Jenny conducted her own research into MODY and fought to be genetically tested - despite opposing views from some of the healthcare professionals she encountered – and was subsequently diagnosed correctly. This reminds us of the importance of the rights of all individuals to informed decision making and voluntary action (NCG 3).

Jenny’s story also demonstrates clearly the need to provide ongoing care and support to patients with genetic healthcare needs (NCG 8) and to recognise the expertise that those with enduring healthcare needs develop with time.

We have linked this story to the learning outcomes for GPs listed in the Royal College of General Practitioners Curriculum Statement 6 ‘Genetics in Primary Care’, which describes the knowledge, skills and attitudes that a GP requires when relating to patients and families with genetic conditions. Further information on these learning outcomes can be found at: www.rcgp-curriculum.org.uk/PDF/curr_6_Genetics_in_Primary_Care.pdf

Jenny’s story provides both positive and negative examples of recognising the importance of being able to take and interpret family history information and use this to identify patients with, or at risk of, a genetic condition (GP-1c; GP-3b). Whilst Jenny’s GP and specialist MODY team used Jenny’s family history information, her consultant and diabetes nurse specialist failed to do so, as Jenny explains “the doctors….were given a family tree and further copies were given at clinic appointments. They were not interested, and the consultant even wrote a letter to the diabetes nurse specialist saying we didn’t have a genetic form of diabetes because of my age at diagnosis”. Having been diagnosed with two genetic conditions, Jenny and her family might have benefitted from a referral to genetic services for specialist help (GP-1g; GP-1e).

Jenny’s story reflects the very positive relationship she and her family have with their GP. She describes the support that she and her family receive from the GP and how she feels able to discuss issues around her FSH and MODY with him during their regular consultations saying “if there is anything I want to know now, I ask my GP, and if he doesn’t know then he will find out”. Her story is a reminder that consultations requiring the discussion of genetic information may require additional time (GP-7a), and also that a genetic diagnosis in one individual may also have implications for the management of other family members (GP-7c). In researching FSH, the GP had ensured he was up-to-date with current information and prepared for the consultation (GP-9). Jenny also explains how her GP liaises with other healthcare professionals on her behalf, such as with the MODY team about her medication or in following-up on appointments, highlighting the role a GP can play in coordinating care with other healthcare professionals, particularly in the management of multi-system disorders (GP-1h; GP-4a).

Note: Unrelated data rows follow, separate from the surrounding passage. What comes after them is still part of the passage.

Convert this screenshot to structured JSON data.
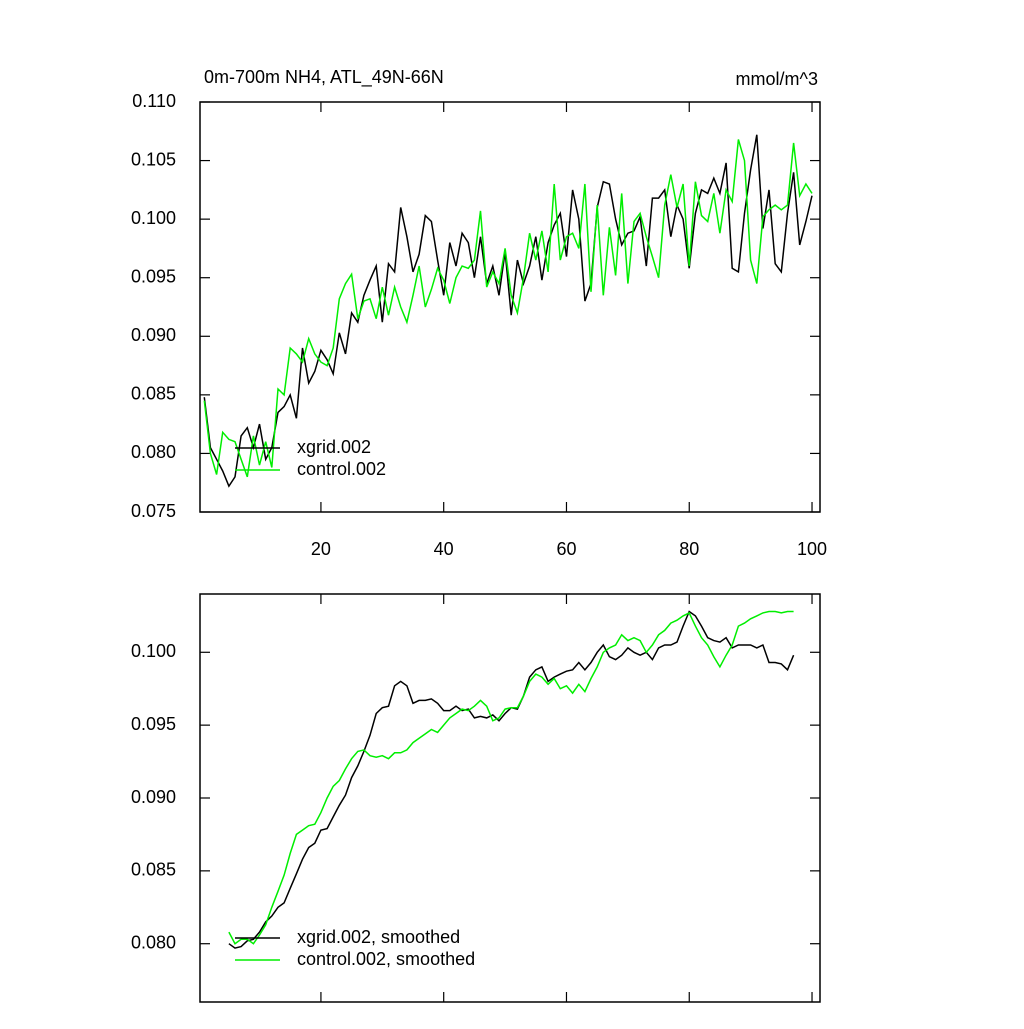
{
  "chart_data": [
    {
      "type": "line",
      "title": "0m-700m NH4, ATL_49N-66N",
      "units": "mmol/m^3",
      "x": [
        1,
        2,
        3,
        4,
        5,
        6,
        7,
        8,
        9,
        10,
        11,
        12,
        13,
        14,
        15,
        16,
        17,
        18,
        19,
        20,
        21,
        22,
        23,
        24,
        25,
        26,
        27,
        28,
        29,
        30,
        31,
        32,
        33,
        34,
        35,
        36,
        37,
        38,
        39,
        40,
        41,
        42,
        43,
        44,
        45,
        46,
        47,
        48,
        49,
        50,
        51,
        52,
        53,
        54,
        55,
        56,
        57,
        58,
        59,
        60,
        61,
        62,
        63,
        64,
        65,
        66,
        67,
        68,
        69,
        70,
        71,
        72,
        73,
        74,
        75,
        76,
        77,
        78,
        79,
        80,
        81,
        82,
        83,
        84,
        85,
        86,
        87,
        88,
        89,
        90,
        91,
        92,
        93,
        94,
        95,
        96,
        97,
        98,
        99,
        100
      ],
      "series": [
        {
          "name": "xgrid.002",
          "color": "#000000",
          "values": [
            0.0848,
            0.0805,
            0.0795,
            0.0785,
            0.0772,
            0.078,
            0.0815,
            0.0822,
            0.0805,
            0.0825,
            0.0795,
            0.0805,
            0.0835,
            0.084,
            0.085,
            0.083,
            0.089,
            0.086,
            0.087,
            0.0888,
            0.088,
            0.0868,
            0.0903,
            0.0885,
            0.092,
            0.0912,
            0.0935,
            0.0948,
            0.096,
            0.0912,
            0.0962,
            0.0955,
            0.101,
            0.0985,
            0.0955,
            0.097,
            0.1003,
            0.0998,
            0.0965,
            0.0935,
            0.098,
            0.096,
            0.0988,
            0.098,
            0.095,
            0.0985,
            0.0945,
            0.096,
            0.0935,
            0.0972,
            0.0918,
            0.0965,
            0.0945,
            0.096,
            0.0985,
            0.0948,
            0.098,
            0.0995,
            0.1005,
            0.0968,
            0.1025,
            0.1,
            0.093,
            0.0945,
            0.101,
            0.1032,
            0.103,
            0.1,
            0.0978,
            0.0988,
            0.099,
            0.1002,
            0.096,
            0.1018,
            0.1018,
            0.1025,
            0.0985,
            0.1012,
            0.1,
            0.0958,
            0.1005,
            0.1025,
            0.1022,
            0.1035,
            0.1022,
            0.1048,
            0.0958,
            0.0955,
            0.1005,
            0.1042,
            0.1072,
            0.0992,
            0.1025,
            0.0962,
            0.0955,
            0.1005,
            0.104,
            0.0978,
            0.0998,
            0.102
          ]
        },
        {
          "name": "control.002",
          "color": "#00ee00",
          "values": [
            0.0845,
            0.08,
            0.0782,
            0.0818,
            0.0812,
            0.081,
            0.0795,
            0.078,
            0.0815,
            0.079,
            0.081,
            0.0788,
            0.0855,
            0.085,
            0.089,
            0.0885,
            0.0878,
            0.0898,
            0.0885,
            0.0878,
            0.0875,
            0.089,
            0.0932,
            0.0945,
            0.0953,
            0.0915,
            0.093,
            0.0932,
            0.0915,
            0.0942,
            0.0918,
            0.0942,
            0.0925,
            0.0912,
            0.0935,
            0.096,
            0.0925,
            0.094,
            0.0958,
            0.0948,
            0.0928,
            0.095,
            0.096,
            0.0958,
            0.0965,
            0.1007,
            0.0942,
            0.0955,
            0.0945,
            0.0975,
            0.0935,
            0.092,
            0.095,
            0.0988,
            0.0965,
            0.099,
            0.0955,
            0.103,
            0.0965,
            0.0985,
            0.0988,
            0.0975,
            0.103,
            0.0938,
            0.1012,
            0.0935,
            0.0993,
            0.0952,
            0.1022,
            0.0945,
            0.0998,
            0.1005,
            0.0985,
            0.0968,
            0.095,
            0.1012,
            0.1038,
            0.101,
            0.103,
            0.096,
            0.1032,
            0.1003,
            0.0998,
            0.1022,
            0.0988,
            0.1025,
            0.1015,
            0.1068,
            0.105,
            0.0965,
            0.0945,
            0.1002,
            0.1008,
            0.1012,
            0.1008,
            0.1012,
            0.1065,
            0.102,
            0.103,
            0.1022
          ]
        }
      ],
      "xlim": [
        0.3,
        101.3
      ],
      "xticks": [
        20,
        40,
        60,
        80,
        100
      ],
      "xtick_labels": true,
      "ylim": [
        0.075,
        0.11
      ],
      "yticks": [
        0.075,
        {
          "value": 0.08,
          "label": "0.080"
        },
        0.085,
        {
          "value": 0.09,
          "label": "0.090"
        },
        0.095,
        {
          "value": 0.1,
          "label": "0.100"
        },
        0.105,
        {
          "value": 0.11,
          "label": "0.110"
        }
      ],
      "legend": "lower left"
    },
    {
      "type": "line",
      "x": [
        5,
        6,
        7,
        8,
        9,
        10,
        11,
        12,
        13,
        14,
        15,
        16,
        17,
        18,
        19,
        20,
        21,
        22,
        23,
        24,
        25,
        26,
        27,
        28,
        29,
        30,
        31,
        32,
        33,
        34,
        35,
        36,
        37,
        38,
        39,
        40,
        41,
        42,
        43,
        44,
        45,
        46,
        47,
        48,
        49,
        50,
        51,
        52,
        53,
        54,
        55,
        56,
        57,
        58,
        59,
        60,
        61,
        62,
        63,
        64,
        65,
        66,
        67,
        68,
        69,
        70,
        71,
        72,
        73,
        74,
        75,
        76,
        77,
        78,
        79,
        80,
        81,
        82,
        83,
        84,
        85,
        86,
        87,
        88,
        89,
        90,
        91,
        92,
        93,
        94,
        95,
        96,
        97
      ],
      "series": [
        {
          "name": "xgrid.002, smoothed",
          "color": "#000000",
          "values": [
            0.08,
            0.0797,
            0.0798,
            0.0802,
            0.0803,
            0.0808,
            0.0815,
            0.0819,
            0.0825,
            0.0828,
            0.0838,
            0.0848,
            0.0858,
            0.0866,
            0.0869,
            0.0878,
            0.0879,
            0.0887,
            0.0895,
            0.0902,
            0.0914,
            0.0922,
            0.0932,
            0.0943,
            0.0958,
            0.0962,
            0.0963,
            0.0977,
            0.098,
            0.0977,
            0.0965,
            0.0967,
            0.0967,
            0.0968,
            0.0965,
            0.096,
            0.096,
            0.0963,
            0.096,
            0.0961,
            0.0955,
            0.0956,
            0.0955,
            0.0957,
            0.0953,
            0.0958,
            0.0962,
            0.0961,
            0.097,
            0.0983,
            0.0988,
            0.099,
            0.098,
            0.0983,
            0.0985,
            0.0987,
            0.0988,
            0.0993,
            0.0988,
            0.0993,
            0.1,
            0.1005,
            0.0997,
            0.0995,
            0.0998,
            0.1003,
            0.1,
            0.0998,
            0.1,
            0.0995,
            0.1003,
            0.1005,
            0.1005,
            0.1007,
            0.1018,
            0.1028,
            0.1025,
            0.1018,
            0.101,
            0.1008,
            0.1007,
            0.101,
            0.1003,
            0.1005,
            0.1005,
            0.1005,
            0.1003,
            0.1005,
            0.0993,
            0.0993,
            0.0992,
            0.0988,
            0.0998
          ]
        },
        {
          "name": "control.002, smoothed",
          "color": "#00ee00",
          "values": [
            0.0808,
            0.08,
            0.0803,
            0.0803,
            0.08,
            0.0806,
            0.0813,
            0.0825,
            0.0836,
            0.0847,
            0.0862,
            0.0875,
            0.0878,
            0.0881,
            0.0882,
            0.089,
            0.09,
            0.0908,
            0.0912,
            0.092,
            0.0927,
            0.0932,
            0.0933,
            0.0929,
            0.0928,
            0.0929,
            0.0927,
            0.0931,
            0.0931,
            0.0933,
            0.0938,
            0.0941,
            0.0944,
            0.0947,
            0.0945,
            0.095,
            0.0955,
            0.0958,
            0.0961,
            0.096,
            0.0963,
            0.0967,
            0.0963,
            0.0953,
            0.0955,
            0.0961,
            0.0962,
            0.0962,
            0.097,
            0.098,
            0.0985,
            0.0983,
            0.0978,
            0.0982,
            0.0975,
            0.0977,
            0.0972,
            0.0978,
            0.0973,
            0.0982,
            0.099,
            0.1,
            0.1003,
            0.1005,
            0.1012,
            0.1008,
            0.101,
            0.1008,
            0.1,
            0.1005,
            0.1012,
            0.1015,
            0.102,
            0.1022,
            0.1025,
            0.1027,
            0.1018,
            0.101,
            0.1005,
            0.0997,
            0.099,
            0.0998,
            0.1005,
            0.1018,
            0.102,
            0.1023,
            0.1025,
            0.1027,
            0.1028,
            0.1028,
            0.1027,
            0.1028,
            0.1028
          ]
        }
      ],
      "xlim": [
        0.3,
        101.3
      ],
      "xticks": [
        20,
        40,
        60,
        80,
        100
      ],
      "xtick_labels": false,
      "ylim": [
        0.076,
        0.104
      ],
      "yticks": [
        {
          "value": 0.08,
          "label": "0.080"
        },
        0.085,
        {
          "value": 0.09,
          "label": "0.090"
        },
        0.095,
        {
          "value": 0.1,
          "label": "0.100"
        }
      ],
      "legend": "lower left"
    }
  ]
}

Jenny describes eloquently the social and psychological impact a genetic condition can have (GP-6b), and also raises some of the important legal issues (GP-2a), such as obtaining mortgages or insurance, and ethical considerations particularly around the testing of children, that can arise as a result of a genetic information (GP-8b).

We have linked this story to the learning outcomes in genetics for medical students based on curriculum statements developed in 1990 and 1996 and published in ‘Teaching Medical Genetics to Undergraduate Medical Students’ (British Society for Human Genetics/Joint Committee on Medical Genetics, 2003; www.bshg.org.uk/documents/official_docs/Undergrad.doc).

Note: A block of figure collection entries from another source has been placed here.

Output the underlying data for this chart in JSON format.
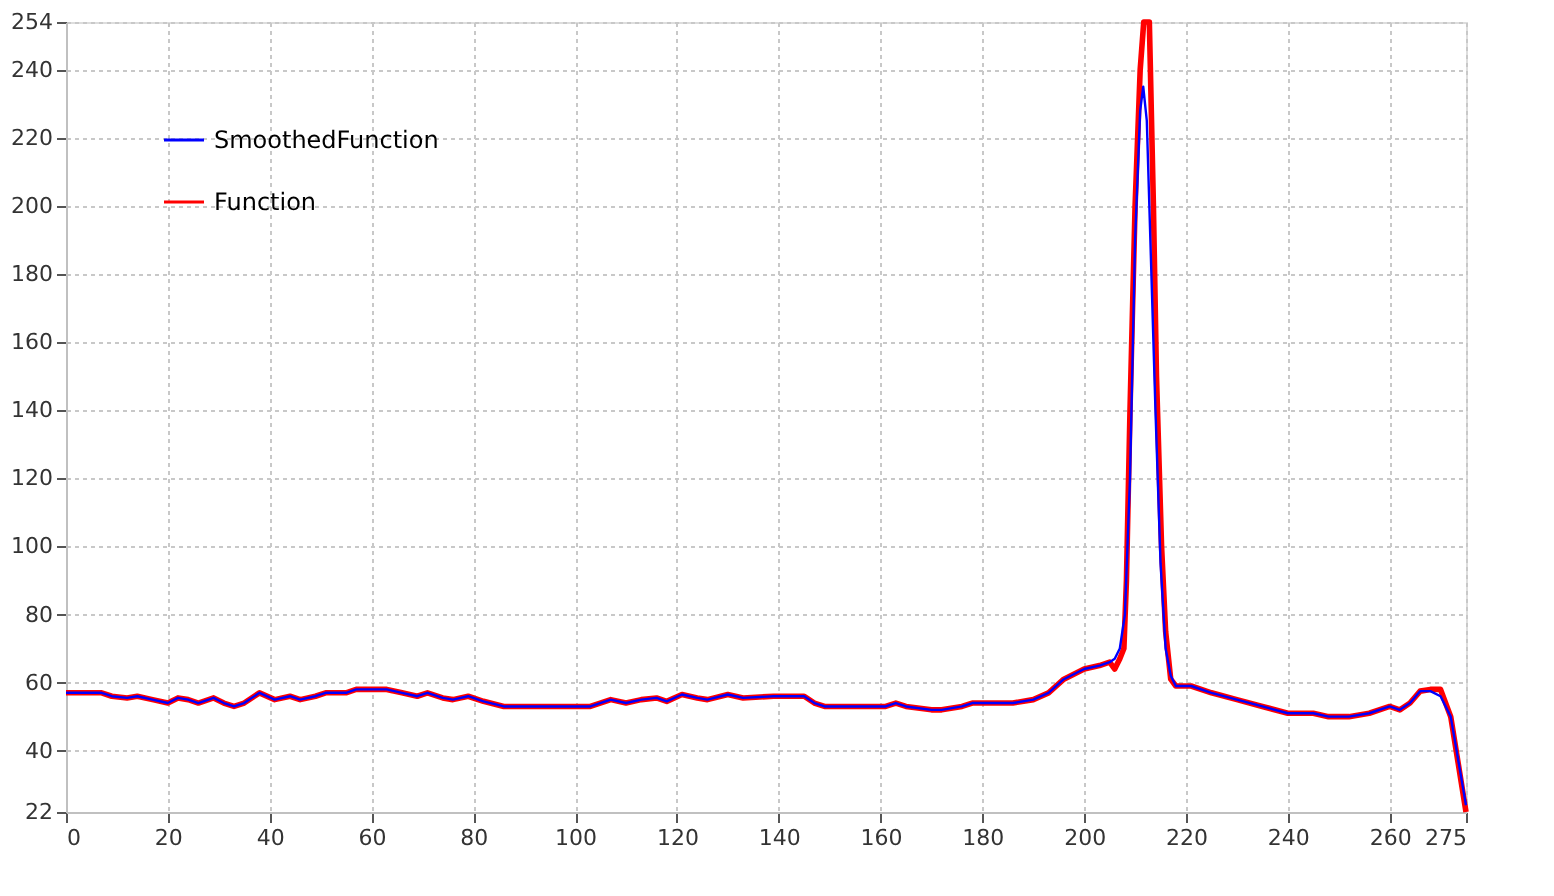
{
  "chart_data": {
    "type": "line",
    "xlim": [
      0,
      275
    ],
    "xticks": [
      0,
      20,
      40,
      60,
      80,
      100,
      120,
      140,
      160,
      180,
      200,
      220,
      240,
      260,
      275
    ],
    "ylim": [
      22,
      254
    ],
    "yticks": [
      22,
      40,
      60,
      80,
      100,
      120,
      140,
      160,
      180,
      200,
      220,
      240,
      254
    ],
    "grid": true,
    "legend": "top left",
    "marker": "none",
    "line_style": "solid",
    "series": [
      {
        "name": "SmoothedFunction",
        "color": "#0000ff",
        "x": [
          0,
          7,
          9,
          12,
          14,
          17,
          20,
          22,
          24,
          26,
          29,
          31,
          33,
          35,
          38,
          41,
          44,
          46,
          49,
          51,
          55,
          57,
          63,
          66,
          69,
          71,
          74,
          76,
          79,
          82,
          86,
          103,
          107,
          110,
          113,
          116,
          118,
          121,
          124,
          126,
          130,
          133,
          139,
          145,
          147,
          149,
          161,
          163,
          165,
          170,
          172,
          176,
          178,
          186,
          190,
          193,
          196,
          200,
          203,
          205,
          206,
          207,
          208,
          209,
          210,
          211,
          211.6,
          212.3,
          213,
          214,
          215,
          216,
          217,
          218,
          221,
          225,
          230,
          235,
          240,
          245,
          248,
          252,
          256,
          260,
          262,
          264,
          266,
          268,
          270,
          272,
          275
        ],
        "values": [
          57,
          57,
          56,
          55.5,
          56,
          55,
          54,
          55.5,
          55,
          54,
          55.5,
          54,
          53,
          54,
          57,
          55,
          56,
          55,
          56,
          57,
          57,
          58,
          58,
          57,
          56,
          57,
          55.5,
          55,
          56,
          54.5,
          53,
          53,
          55,
          54,
          55,
          55.5,
          54.5,
          56.5,
          55.5,
          55,
          56.5,
          55.5,
          56,
          56,
          54,
          53,
          53,
          54,
          53,
          52,
          52,
          53,
          54,
          54,
          55,
          57,
          61,
          64,
          65,
          66,
          67,
          70,
          80,
          120,
          190,
          228,
          235,
          225,
          190,
          140,
          95,
          70,
          62,
          59,
          59,
          57,
          55,
          53,
          51,
          51,
          50,
          50,
          51,
          53,
          52,
          54,
          57.5,
          57.5,
          56,
          50,
          24
        ]
      },
      {
        "name": "Function",
        "color": "#ff0000",
        "x": [
          0,
          7,
          9,
          12,
          14,
          17,
          20,
          22,
          24,
          26,
          29,
          31,
          33,
          35,
          38,
          41,
          44,
          46,
          49,
          51,
          55,
          57,
          63,
          66,
          69,
          71,
          74,
          76,
          79,
          82,
          86,
          103,
          107,
          110,
          113,
          116,
          118,
          121,
          124,
          126,
          130,
          133,
          139,
          145,
          147,
          149,
          161,
          163,
          165,
          170,
          172,
          176,
          178,
          186,
          190,
          193,
          196,
          200,
          203,
          205,
          206,
          207,
          207.8,
          208.3,
          209,
          210,
          211,
          211.7,
          212.8,
          213.6,
          214.2,
          215.2,
          216,
          217,
          218,
          221,
          225,
          230,
          235,
          240,
          245,
          248,
          252,
          256,
          260,
          262,
          264,
          266,
          268,
          270,
          272,
          275
        ],
        "values": [
          57,
          57,
          56,
          55.5,
          56,
          55,
          54,
          55.5,
          55,
          54,
          55.5,
          54,
          53,
          54,
          57,
          55,
          56,
          55,
          56,
          57,
          57,
          58,
          58,
          57,
          56,
          57,
          55.5,
          55,
          56,
          54.5,
          53,
          53,
          55,
          54,
          55,
          55.5,
          54.5,
          56.5,
          55.5,
          55,
          56.5,
          55.5,
          56,
          56,
          54,
          53,
          53,
          54,
          53,
          52,
          52,
          53,
          54,
          54,
          55,
          57,
          61,
          64,
          65,
          66,
          64,
          67,
          70,
          90,
          140,
          200,
          240,
          254,
          254,
          200,
          150,
          100,
          75,
          61,
          59,
          59,
          57,
          55,
          53,
          51,
          51,
          50,
          50,
          51,
          53,
          52,
          54,
          57.5,
          58,
          58,
          50,
          22
        ]
      }
    ]
  }
}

Jenny’s GP had researched FSH, and obtained current information about the condition in preparation for their consultation (MS 6). Someone like Jenny would also have benefitted from a referral to genetic services for specialist help.

Jenny explains how some of the healthcare professionals involved in her care used her family history information in helping to diagnose FSH and MODY, whist others failed to recognise the significance of doing this. These examples highlight the importance of being able to take and use family history information to identify individuals with, or at risk of a genetic condition (MS 3).